Незнакомые шаги за спиной вывели его из задумчивости. Они были совсем не похожи на уютную, округлую поступь старой Шушаник. Володя, вздрогнув, обернулся. Перед ним стоял незнакомый мужчина. Глаза его смотрели враждебно из-под всклокоченных кудрявых черных волос.

— Кто вы такой? — спросил он с вызовом.

— А вы?

— Дро Садоян, старинный друг этого дома. Что с ней?

— Тиф.

Лицо Дро конвульсивно дернулось. Вся краска вмиг сбежала с него. Он шагнул было к кровати, но вдруг остановился.

— Так кто вы такой? — повторил он.

— Владимир Басаргин.

Дро смерил его внимательным взглядом.

— Я приехал всего на один день повидать Марго. Завтра возвращаюсь в часть. По-моему, один из нас должен уйти. Вдвоем нам здесь делать нечего.

Басаргин ничего не ответил. Они стояли по обе стороны кровати, намертво сцепившись взглядами. А она лежала между ними, маленькая, распятая болезнью, и не подозревала, какой поединок разыгрывается здесь из-за нее.

— Я люблю ее, — сказал Володя тихо.

— Я тоже. Когда я уходил на фронт, она обещала ждать меня.
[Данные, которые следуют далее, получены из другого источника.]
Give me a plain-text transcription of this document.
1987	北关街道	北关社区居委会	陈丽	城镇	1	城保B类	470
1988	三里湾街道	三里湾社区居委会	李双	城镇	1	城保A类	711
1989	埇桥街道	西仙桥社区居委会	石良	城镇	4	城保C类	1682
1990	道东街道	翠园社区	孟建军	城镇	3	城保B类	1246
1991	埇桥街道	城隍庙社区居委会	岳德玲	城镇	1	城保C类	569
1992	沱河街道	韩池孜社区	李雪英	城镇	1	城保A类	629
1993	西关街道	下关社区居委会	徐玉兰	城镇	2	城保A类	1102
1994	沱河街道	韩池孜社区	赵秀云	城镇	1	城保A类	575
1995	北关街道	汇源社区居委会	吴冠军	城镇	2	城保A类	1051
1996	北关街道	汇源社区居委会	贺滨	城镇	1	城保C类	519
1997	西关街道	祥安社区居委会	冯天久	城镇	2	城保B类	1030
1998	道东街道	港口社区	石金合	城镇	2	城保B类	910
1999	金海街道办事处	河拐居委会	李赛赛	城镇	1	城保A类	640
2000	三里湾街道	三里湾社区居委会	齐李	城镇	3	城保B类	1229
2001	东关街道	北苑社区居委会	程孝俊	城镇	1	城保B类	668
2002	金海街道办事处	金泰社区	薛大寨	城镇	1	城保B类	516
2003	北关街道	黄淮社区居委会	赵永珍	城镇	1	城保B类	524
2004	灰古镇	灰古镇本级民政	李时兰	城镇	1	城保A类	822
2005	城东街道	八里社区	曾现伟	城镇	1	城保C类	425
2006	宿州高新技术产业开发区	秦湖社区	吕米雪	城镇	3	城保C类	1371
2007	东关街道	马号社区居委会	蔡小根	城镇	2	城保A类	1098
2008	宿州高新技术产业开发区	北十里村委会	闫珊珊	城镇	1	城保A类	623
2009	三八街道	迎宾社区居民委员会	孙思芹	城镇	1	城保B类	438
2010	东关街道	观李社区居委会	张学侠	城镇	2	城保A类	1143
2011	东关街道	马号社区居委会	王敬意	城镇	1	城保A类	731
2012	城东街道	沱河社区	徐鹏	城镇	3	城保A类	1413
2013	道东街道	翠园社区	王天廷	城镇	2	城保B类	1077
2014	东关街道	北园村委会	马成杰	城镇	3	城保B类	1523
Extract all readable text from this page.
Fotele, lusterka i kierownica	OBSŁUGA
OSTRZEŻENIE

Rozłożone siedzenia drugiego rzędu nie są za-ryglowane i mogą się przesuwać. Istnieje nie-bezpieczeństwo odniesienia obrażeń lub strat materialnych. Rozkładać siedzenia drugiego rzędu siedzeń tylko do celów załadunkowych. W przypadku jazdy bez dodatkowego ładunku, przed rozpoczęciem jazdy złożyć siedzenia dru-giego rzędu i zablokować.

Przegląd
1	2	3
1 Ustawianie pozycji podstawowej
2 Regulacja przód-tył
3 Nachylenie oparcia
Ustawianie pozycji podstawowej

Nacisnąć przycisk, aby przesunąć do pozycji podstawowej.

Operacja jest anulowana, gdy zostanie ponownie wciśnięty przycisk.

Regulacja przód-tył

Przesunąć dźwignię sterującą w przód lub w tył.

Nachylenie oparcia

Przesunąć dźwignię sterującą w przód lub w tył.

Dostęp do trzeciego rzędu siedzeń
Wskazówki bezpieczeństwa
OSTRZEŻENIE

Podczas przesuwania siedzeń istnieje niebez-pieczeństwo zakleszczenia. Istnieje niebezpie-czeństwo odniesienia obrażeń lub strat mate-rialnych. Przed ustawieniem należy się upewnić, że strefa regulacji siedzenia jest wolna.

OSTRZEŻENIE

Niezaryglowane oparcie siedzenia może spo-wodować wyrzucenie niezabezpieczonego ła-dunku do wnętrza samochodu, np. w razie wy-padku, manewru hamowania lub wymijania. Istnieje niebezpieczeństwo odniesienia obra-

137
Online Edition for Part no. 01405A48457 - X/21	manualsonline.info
— Это может решить только она сама. Шушаник неслышно возникла в дверях.

— Шли бы отсюда, — сказала она, качая головой. — Она все равно никого не узнает, джанечка моя. Все Володю какого-то зовет. Не тебя ли? — Она подозрительно уставилась на Басаргина.

Дро вздрогнул, как от укуса змеи. Лицо его потемнело под слоем загара.

— Пить, — простонала с кровати Марго. — Пить! Володя схватил со столика стакан воды и бросился к ней.

Осторожно приподнял ее за плечи и поднес стакан к губам. Вода стекала ей на грудь, лишь смачивая горящие губы. Он в отчаянии повернулся к Шушаник.